Anfang der 80er Jahre nahm der Regisseur Brian DePalma diesen Film als Vorbild, um ein zeitgenössisches Gangsterportrait zu zeichnen. Vier Jahre später, 1987, nahm er sich schließlich den zumindest bekanntesten aller amerikanischer Gangster – Al Capone – vor und erzählte vom heroischen Kampf der Sondertruppe des Eliot Ness, Ermittler beim Bundesschatzamt, der es schließlich gelang, Capone das Handwerk zu legen.
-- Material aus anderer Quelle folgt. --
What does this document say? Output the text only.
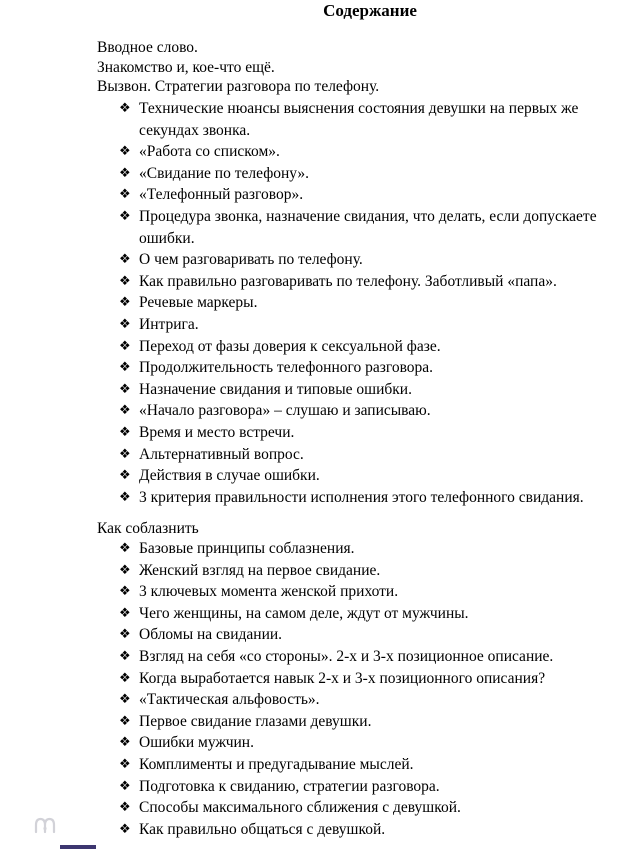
Содержание
Вводное слово.
Знакомство и, кое-что ещё.
Вызвон. Стратегии разговора по телефону.
❖ Технические нюансы выяснения состояния девушки на первых же секундах звонка.
❖ «Работа со списком».
❖ «Свидание по телефону».
❖ «Телефонный разговор».
❖ Процедура звонка, назначение свидания, что делать, если допускаете ошибки.
❖ О чем разговаривать по телефону.
❖ Как правильно разговаривать по телефону. Заботливый «папа».
❖ Речевые маркеры.
❖ Интрига.
❖ Переход от фазы доверия к сексуальной фазе.
❖ Продолжительность телефонного разговора.
❖ Назначение свидания и типовые ошибки.
❖ «Начало разговора» – слушаю и записываю.
❖ Время и место встречи.
❖ Альтернативный вопрос.
❖ Действия в случае ошибки.
❖ 3 критерия правильности исполнения этого телефонного свидания.
Как соблазнить
❖ Базовые принципы соблазнения.
❖ Женский взгляд на первое свидание.
❖ 3 ключевых момента женской прихоти.
❖ Чего женщины, на самом деле, ждут от мужчины.
❖ Обломы на свидании.
❖ Взгляд на себя «со стороны». 2-х и 3-х позиционное описание.
❖ Когда выработается навык 2-х и 3-х позиционного описания?
❖ «Тактическая альфовость».
❖ Первое свидание глазами девушки.
❖ Ошибки мужчин.
❖ Комплименты и предугадывание мыслей.
❖ Подготовка к свиданию, стратегии разговора.
❖ Способы максимального сближения с девушкой.
❖ Как правильно общаться с девушкой.
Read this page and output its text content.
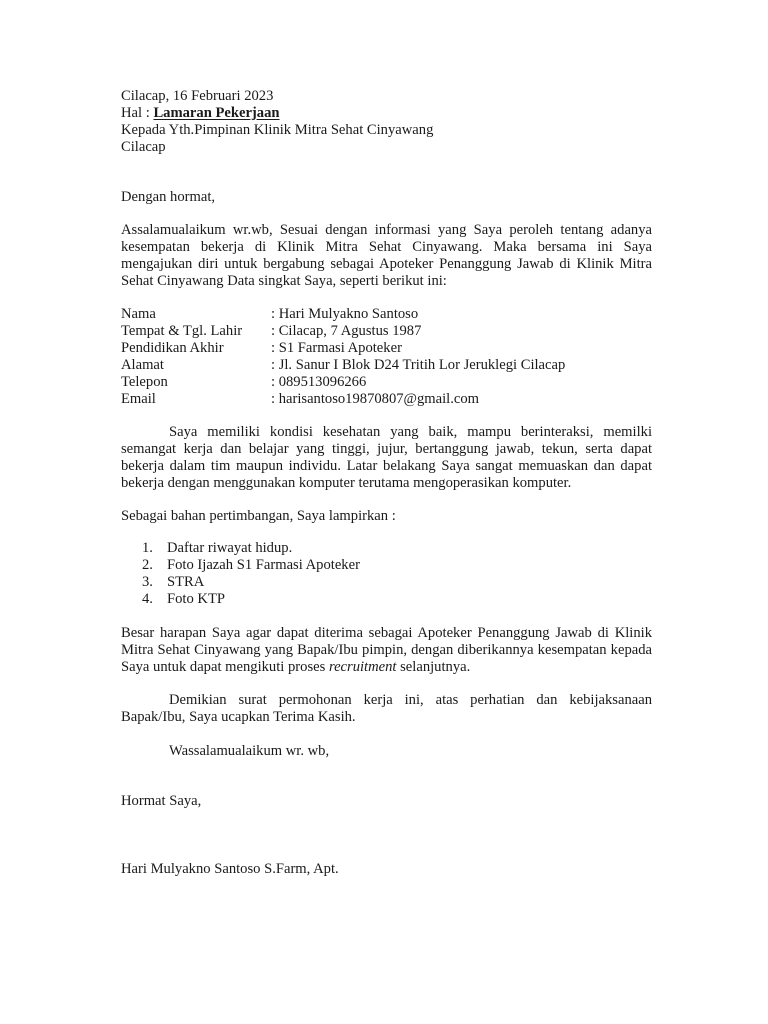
Cilacap, 16 Februari 2023
Hal : Lamaran Pekerjaan
Kepada Yth.Pimpinan Klinik Mitra Sehat Cinyawang
Cilacap

Dengan hormat,

Assalamualaikum wr.wb, Sesuai dengan informasi yang Saya peroleh tentang adanya kesempatan bekerja di Klinik Mitra Sehat Cinyawang. Maka bersama ini Saya mengajukan diri untuk bergabung sebagai Apoteker Penanggung Jawab di Klinik Mitra Sehat Cinyawang Data singkat Saya, seperti berikut ini:

Nama	: Hari Mulyakno Santoso
Tempat & Tgl. Lahir	: Cilacap, 7 Agustus 1987
Pendidikan Akhir	: S1 Farmasi Apoteker
Alamat	: Jl. Sanur I Blok D24 Tritih Lor Jeruklegi Cilacap
Telepon	: 089513096266
Email	: harisantoso19870807@gmail.com

Saya memiliki kondisi kesehatan yang baik, mampu berinteraksi, memilki semangat kerja dan belajar yang tinggi, jujur, bertanggung jawab, tekun, serta dapat bekerja dalam tim maupun individu. Latar belakang Saya sangat memuaskan dan dapat bekerja dengan menggunakan komputer terutama mengoperasikan komputer.

Sebagai bahan pertimbangan, Saya lampirkan :

1. Daftar riwayat hidup.
2. Foto Ijazah S1 Farmasi Apoteker
3. STRA
4. Foto KTP

Besar harapan Saya agar dapat diterima sebagai Apoteker Penanggung Jawab di Klinik Mitra Sehat Cinyawang yang Bapak/Ibu pimpin, dengan diberikannya kesempatan kepada Saya untuk dapat mengikuti proses recruitment selanjutnya.

Demikian surat permohonan kerja ini, atas perhatian dan kebijaksanaan Bapak/Ibu, Saya ucapkan Terima Kasih.

Wassalamualaikum wr. wb,

Hormat Saya,

Hari Mulyakno Santoso S.Farm, Apt.
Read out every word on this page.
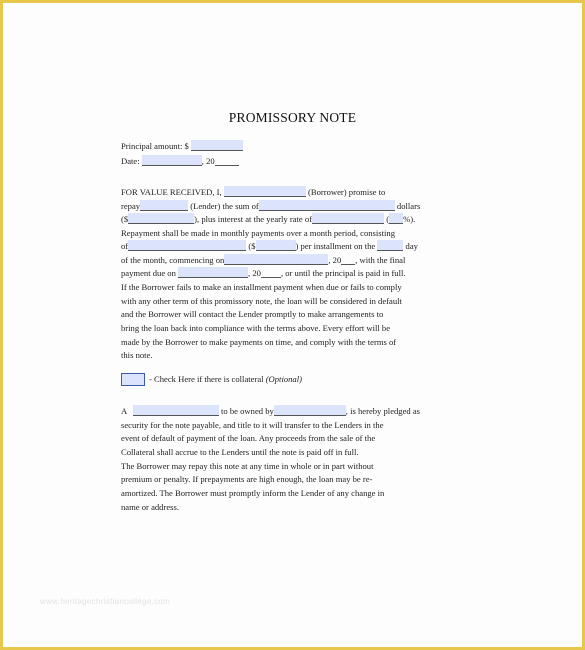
PROMISSORY NOTE
Principal amount: $
Date:	, 20
FOR VALUE RECEIVED, I,	(Borrower) promise to
repay	(Lender) the sum of	dollars
($	), plus interest at the yearly rate of	( %).
Repayment shall be made in monthly payments over a month period, consisting
of	($	) per installment on the	day
of the month, commencing on	, 20 , with the final
payment due on	, 20 , or until the principal is paid in full.
If the Borrower fails to make an installment payment when due or fails to comply
with any other term of this promissory note, the loan will be considered in default
and the Borrower will contact the Lender promptly to make arrangements to
bring the loan back into compliance with the terms above. Every effort will be
made by the Borrower to make payments on time, and comply with the terms of
this note.
- Check Here if there is collateral (Optional)
A	to be owned by	, is hereby pledged as
security for the note payable, and title to it will transfer to the Lenders in the
event of default of payment of the loan. Any proceeds from the sale of the
Collateral shall accrue to the Lenders until the note is paid off in full.
The Borrower may repay this note at any time in whole or in part without
premium or penalty. If prepayments are high enough, the loan may be re-
amortized. The Borrower must promptly inform the Lender of any change in
name or address.
www.heritagechristiancollege.com
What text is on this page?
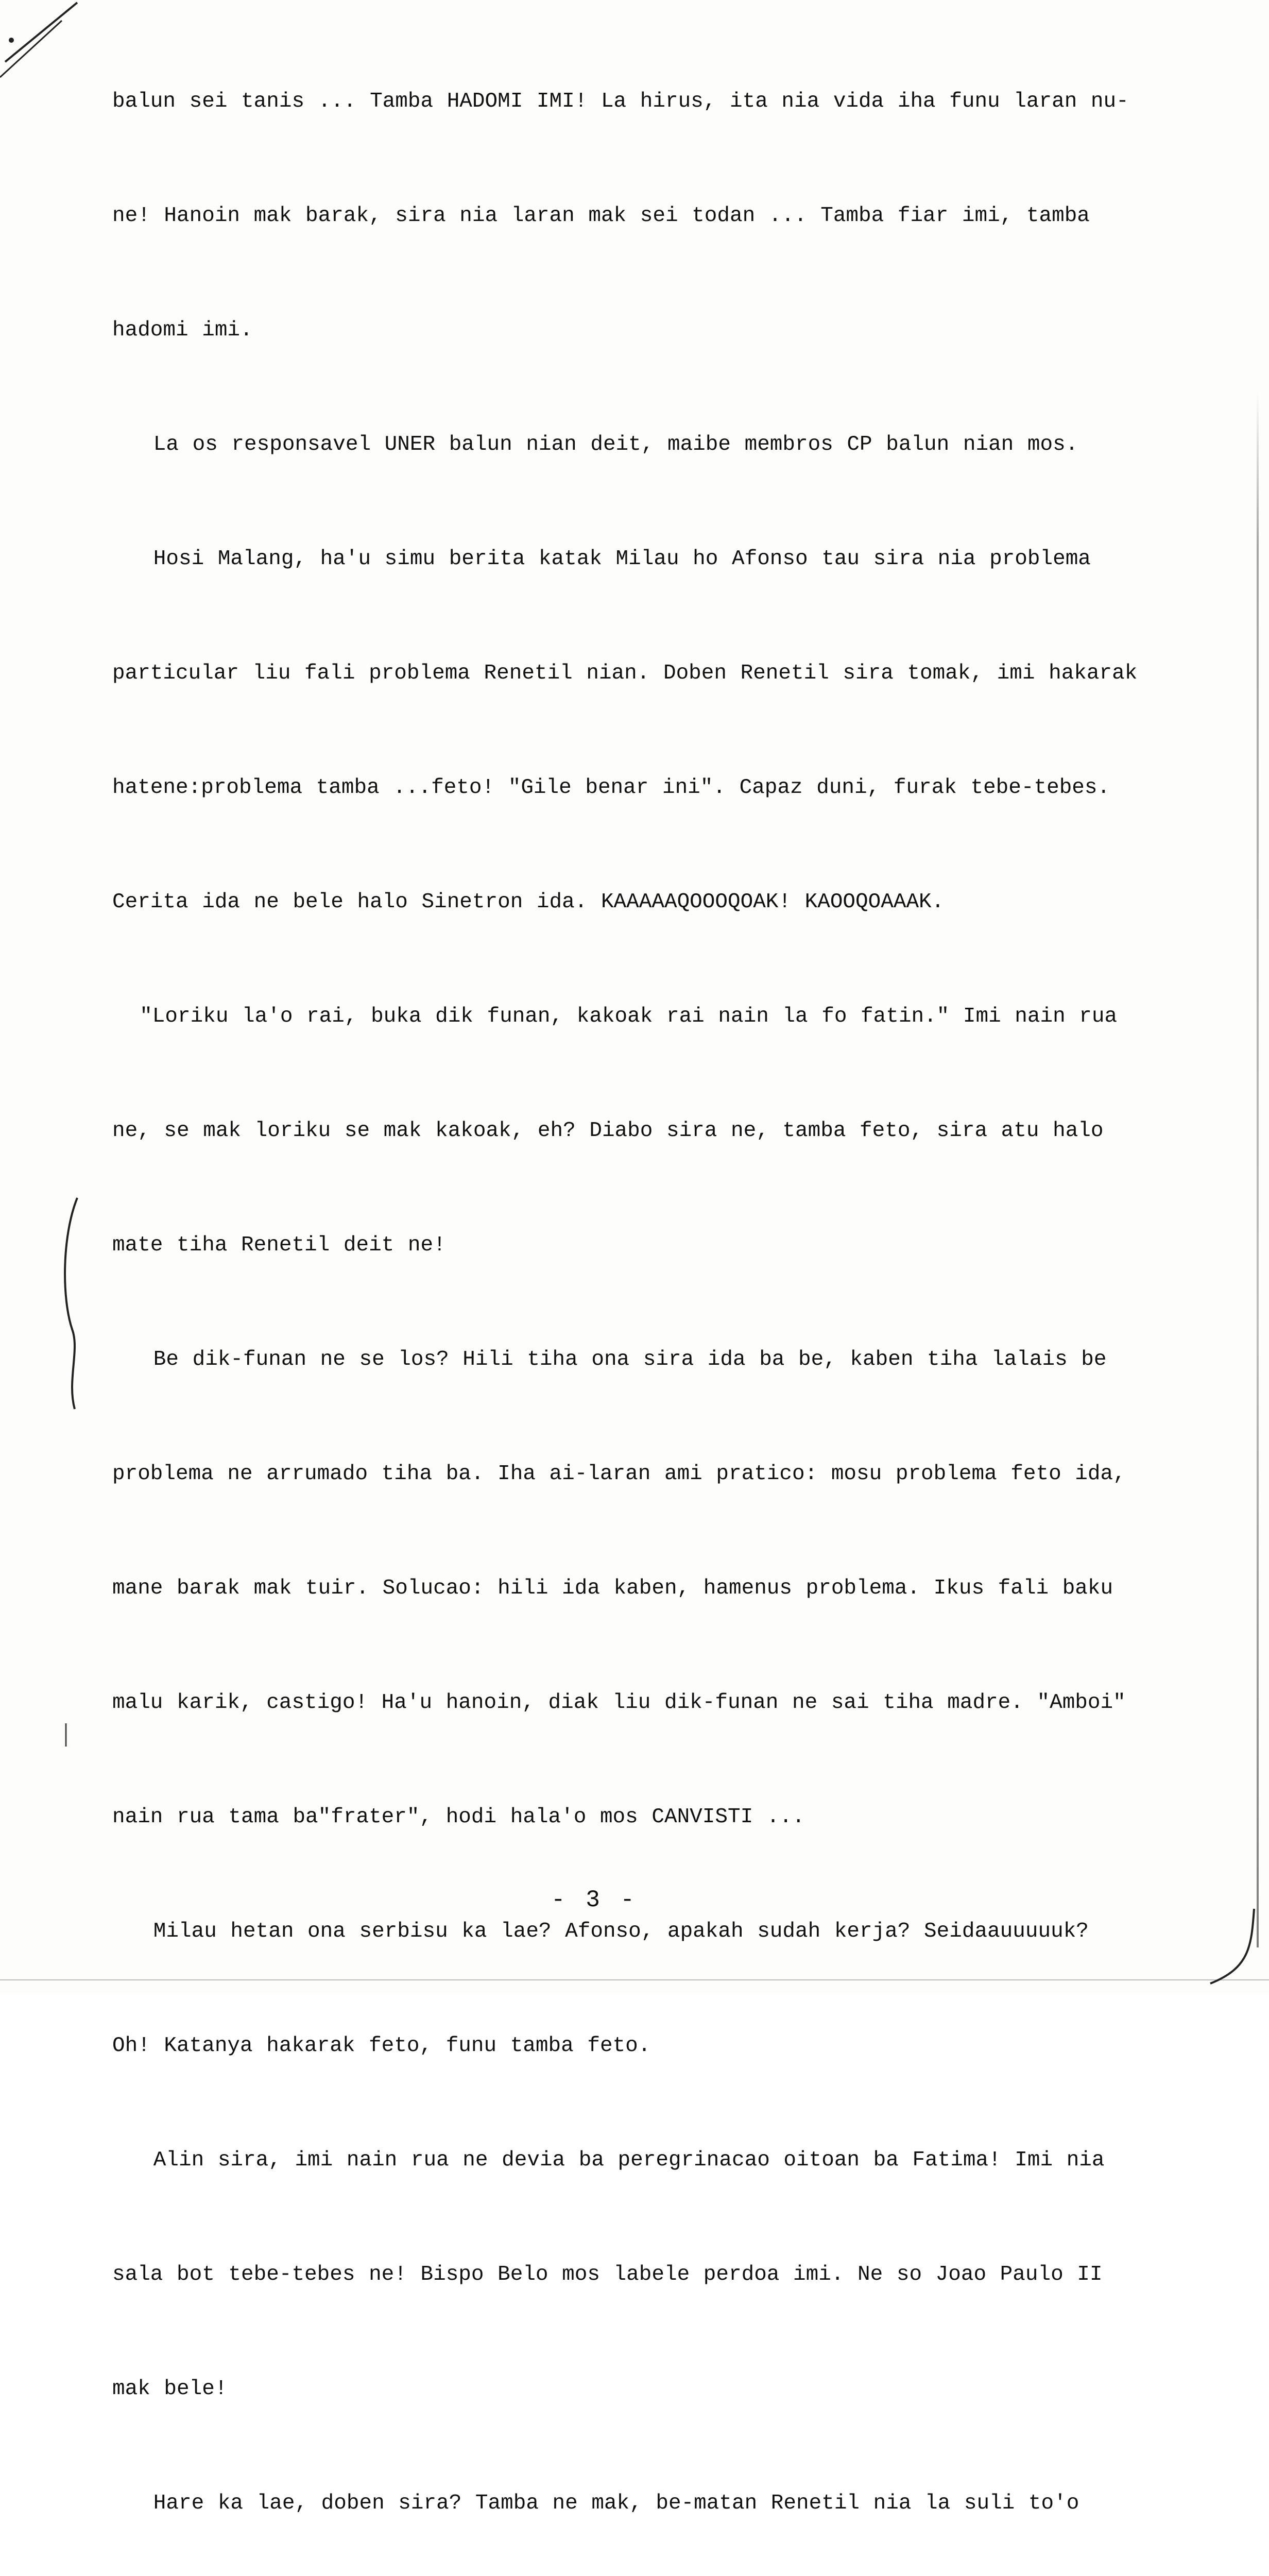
balun sei tanis ... Tamba HADOMI IMI! La hirus, ita nia vida iha funu laran nu-

ne! Hanoin mak barak, sira nia laran mak sei todan ... Tamba fiar imi, tamba

hadomi imi.

La os responsavel UNER balun nian deit, maibe membros CP balun nian mos.

Hosi Malang, ha'u simu berita katak Milau ho Afonso tau sira nia problema

particular liu fali problema Renetil nian. Doben Renetil sira tomak, imi hakarak

hatene:problema tamba ...feto! "Gile benar ini". Capaz duni, furak tebe-tebes.

Cerita ida ne bele halo Sinetron ida. KAAAAAQOOOQOAK! KAOOQOAAAK.

"Loriku la'o rai, buka dik funan, kakoak rai nain la fo fatin." Imi nain rua

ne, se mak loriku se mak kakoak, eh? Diabo sira ne, tamba feto, sira atu halo

mate tiha Renetil deit ne!

Be dik-funan ne se los? Hili tiha ona sira ida ba be, kaben tiha lalais be

problema ne arrumado tiha ba. Iha ai-laran ami pratico: mosu problema feto ida,

mane barak mak tuir. Solucao: hili ida kaben, hamenus problema. Ikus fali baku

malu karik, castigo! Ha'u hanoin, diak liu dik-funan ne sai tiha madre. "Amboi"

nain rua tama ba"frater", hodi hala'o mos CANVISTI ...

Milau hetan ona serbisu ka lae? Afonso, apakah sudah kerja? Seidaauuuuuk?

Oh! Katanya hakarak feto, funu tamba feto.

Alin sira, imi nain rua ne devia ba peregrinacao oitoan ba Fatima! Imi nia

sala bot tebe-tebes ne! Bispo Belo mos labele perdoa imi. Ne so Joao Paulo II

mak bele!

Hare ka lae, doben sira? Tamba ne mak, be-matan Renetil nia la suli to'o

- 3 -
Um diese Geschichte zu erzählen, durfte DePalma, der in Hollywood ein seltsames Zwitterleben zwischen Anerkennung und Verachtung führt, auf ein großes Budget und dadurch auf eine Topriege an Schauspielern zurückgreifen. Der damals aufsteigende Kevin Costner ist Eliot Ness, Sean Connery sein väterlicher irischer Freund Jim Malone, der als Streifenpolizist natürlich genau weiß, wie man dem Übel beikommen muß, und Robert DeNiro darf als Capone einem Haufen Manierismen freien Lauf lassen, was in dieser Rolle allerdings besser funktioniert, als in vielen anderen, die er gespielt hat, war Capone selbst doch ein durchaus manierierter Mann, dem der große Auftritt gefiel.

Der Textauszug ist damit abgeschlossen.